The Supreme Court has directed the Kerala government to provide adequate security to the two women who offered prayers at Sabarimala on January 2 after the court overturned a ban on women of menstruating age entering the shrine.
As many as 51 women have entered the temple after the court’s ruling, counsel for the Kerala government told the court. The two women, Kanaka Durga and Bindu Ammini, both in their 40s, had approached the court seeking protection.
Their entry to the shrine led to widespread protests across the state. The society is split on the court’s September 28 ruling overturning the traditional ban on women of menstruating age, entering the temple.

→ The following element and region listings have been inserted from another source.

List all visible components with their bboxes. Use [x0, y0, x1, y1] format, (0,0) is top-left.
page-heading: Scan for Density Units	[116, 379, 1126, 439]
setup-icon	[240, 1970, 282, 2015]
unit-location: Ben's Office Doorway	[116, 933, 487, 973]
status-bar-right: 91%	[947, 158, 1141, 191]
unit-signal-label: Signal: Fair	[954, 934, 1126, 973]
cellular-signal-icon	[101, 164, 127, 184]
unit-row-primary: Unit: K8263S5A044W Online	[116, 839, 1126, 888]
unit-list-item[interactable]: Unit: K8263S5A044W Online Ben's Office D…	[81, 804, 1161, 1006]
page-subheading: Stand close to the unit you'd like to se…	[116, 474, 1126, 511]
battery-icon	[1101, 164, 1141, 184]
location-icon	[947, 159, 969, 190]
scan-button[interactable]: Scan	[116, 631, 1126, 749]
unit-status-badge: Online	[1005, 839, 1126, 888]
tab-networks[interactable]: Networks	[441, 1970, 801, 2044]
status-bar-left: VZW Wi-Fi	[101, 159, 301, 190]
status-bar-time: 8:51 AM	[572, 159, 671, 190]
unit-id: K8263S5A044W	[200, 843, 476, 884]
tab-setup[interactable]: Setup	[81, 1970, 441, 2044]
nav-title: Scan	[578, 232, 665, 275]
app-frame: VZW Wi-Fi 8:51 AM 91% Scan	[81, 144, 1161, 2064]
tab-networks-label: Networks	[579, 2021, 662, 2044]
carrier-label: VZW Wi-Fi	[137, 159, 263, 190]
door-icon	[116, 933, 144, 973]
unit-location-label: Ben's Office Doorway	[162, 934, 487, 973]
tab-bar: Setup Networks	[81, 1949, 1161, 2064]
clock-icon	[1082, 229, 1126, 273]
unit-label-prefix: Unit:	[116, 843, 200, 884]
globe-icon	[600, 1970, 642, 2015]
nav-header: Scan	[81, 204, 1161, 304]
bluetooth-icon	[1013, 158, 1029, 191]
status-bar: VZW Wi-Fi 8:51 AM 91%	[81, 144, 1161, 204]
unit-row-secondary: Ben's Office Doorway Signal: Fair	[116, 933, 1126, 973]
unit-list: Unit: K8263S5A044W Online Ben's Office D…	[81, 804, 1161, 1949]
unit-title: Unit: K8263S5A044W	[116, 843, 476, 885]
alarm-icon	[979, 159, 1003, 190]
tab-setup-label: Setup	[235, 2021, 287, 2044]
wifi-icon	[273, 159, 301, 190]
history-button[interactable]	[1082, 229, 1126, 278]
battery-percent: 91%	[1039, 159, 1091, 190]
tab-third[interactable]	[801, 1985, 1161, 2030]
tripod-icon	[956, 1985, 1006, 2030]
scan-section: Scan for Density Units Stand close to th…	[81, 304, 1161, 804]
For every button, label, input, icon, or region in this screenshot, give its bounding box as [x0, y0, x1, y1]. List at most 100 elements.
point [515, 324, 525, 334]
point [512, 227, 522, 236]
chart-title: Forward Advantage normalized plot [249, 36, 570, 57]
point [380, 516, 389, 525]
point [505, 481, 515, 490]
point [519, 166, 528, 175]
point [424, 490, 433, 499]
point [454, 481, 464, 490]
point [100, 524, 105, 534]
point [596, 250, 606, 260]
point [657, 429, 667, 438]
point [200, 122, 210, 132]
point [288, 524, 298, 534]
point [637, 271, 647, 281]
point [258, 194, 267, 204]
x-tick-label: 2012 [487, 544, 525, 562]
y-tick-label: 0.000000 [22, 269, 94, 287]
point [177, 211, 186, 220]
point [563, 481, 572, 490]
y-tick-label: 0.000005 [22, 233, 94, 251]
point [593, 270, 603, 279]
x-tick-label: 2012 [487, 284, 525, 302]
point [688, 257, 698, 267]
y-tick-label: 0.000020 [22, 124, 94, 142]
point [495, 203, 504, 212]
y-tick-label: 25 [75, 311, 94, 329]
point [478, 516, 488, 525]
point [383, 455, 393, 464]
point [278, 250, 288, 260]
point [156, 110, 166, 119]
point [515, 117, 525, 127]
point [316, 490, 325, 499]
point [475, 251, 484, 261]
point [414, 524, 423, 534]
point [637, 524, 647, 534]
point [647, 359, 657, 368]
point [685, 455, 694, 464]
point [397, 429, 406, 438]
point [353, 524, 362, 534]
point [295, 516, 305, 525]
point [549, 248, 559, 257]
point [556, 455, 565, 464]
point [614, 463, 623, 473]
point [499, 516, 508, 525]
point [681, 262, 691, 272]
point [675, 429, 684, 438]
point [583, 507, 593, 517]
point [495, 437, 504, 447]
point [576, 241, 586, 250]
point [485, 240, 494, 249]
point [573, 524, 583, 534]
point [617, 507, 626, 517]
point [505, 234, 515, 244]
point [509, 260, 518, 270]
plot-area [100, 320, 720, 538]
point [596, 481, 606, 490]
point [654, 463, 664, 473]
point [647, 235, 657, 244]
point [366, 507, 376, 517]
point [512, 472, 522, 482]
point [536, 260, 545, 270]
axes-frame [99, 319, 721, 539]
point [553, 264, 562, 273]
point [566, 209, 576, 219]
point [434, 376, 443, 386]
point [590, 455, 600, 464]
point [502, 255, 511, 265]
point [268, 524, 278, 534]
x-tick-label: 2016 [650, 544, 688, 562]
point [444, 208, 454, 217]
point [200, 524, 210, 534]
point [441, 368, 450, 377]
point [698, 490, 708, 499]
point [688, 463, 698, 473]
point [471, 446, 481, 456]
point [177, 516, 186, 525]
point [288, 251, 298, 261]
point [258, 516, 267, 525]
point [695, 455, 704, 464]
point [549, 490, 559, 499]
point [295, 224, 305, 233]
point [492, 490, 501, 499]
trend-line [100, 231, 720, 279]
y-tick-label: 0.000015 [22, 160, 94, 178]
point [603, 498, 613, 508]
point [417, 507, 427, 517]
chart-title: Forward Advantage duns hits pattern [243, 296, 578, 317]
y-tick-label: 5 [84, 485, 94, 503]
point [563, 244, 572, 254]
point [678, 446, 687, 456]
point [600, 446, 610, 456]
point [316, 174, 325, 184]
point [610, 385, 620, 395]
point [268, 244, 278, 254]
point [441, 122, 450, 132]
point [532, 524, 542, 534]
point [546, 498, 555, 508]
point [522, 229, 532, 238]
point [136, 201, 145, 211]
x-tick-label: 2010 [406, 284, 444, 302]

The ruling sparked a debate on the right to worship and gender equality, with thousands of right-wing protesters physically stopping women from entering the temple.
The two women were escorted to the temple by the administration in secrecy around dawn. They were assisted by police personnel and taken through a staff entrance instead of the usual route that involves climbing 18 steps.
The Supreme Court verdict granting women the right to enter the Sabarimala temple was passed by a 4:1 majority by a bench comprising the then chief justice Dipak Misra and Mr. justices D.Y. Chandrachud, A.M. Khanwilkar, R.F. Nariman and Indu Malhotra. The latter, was the sole woman on the bench, and the only one with a dissenting opinion.
Mr. Justice Chandrachud, in his judgement, said religion could not become a reason for excluding and denying people the basic right to find fulfilment in worship. Physiological factors associated with women could not provide a rationale to deny them the right to worship, he said.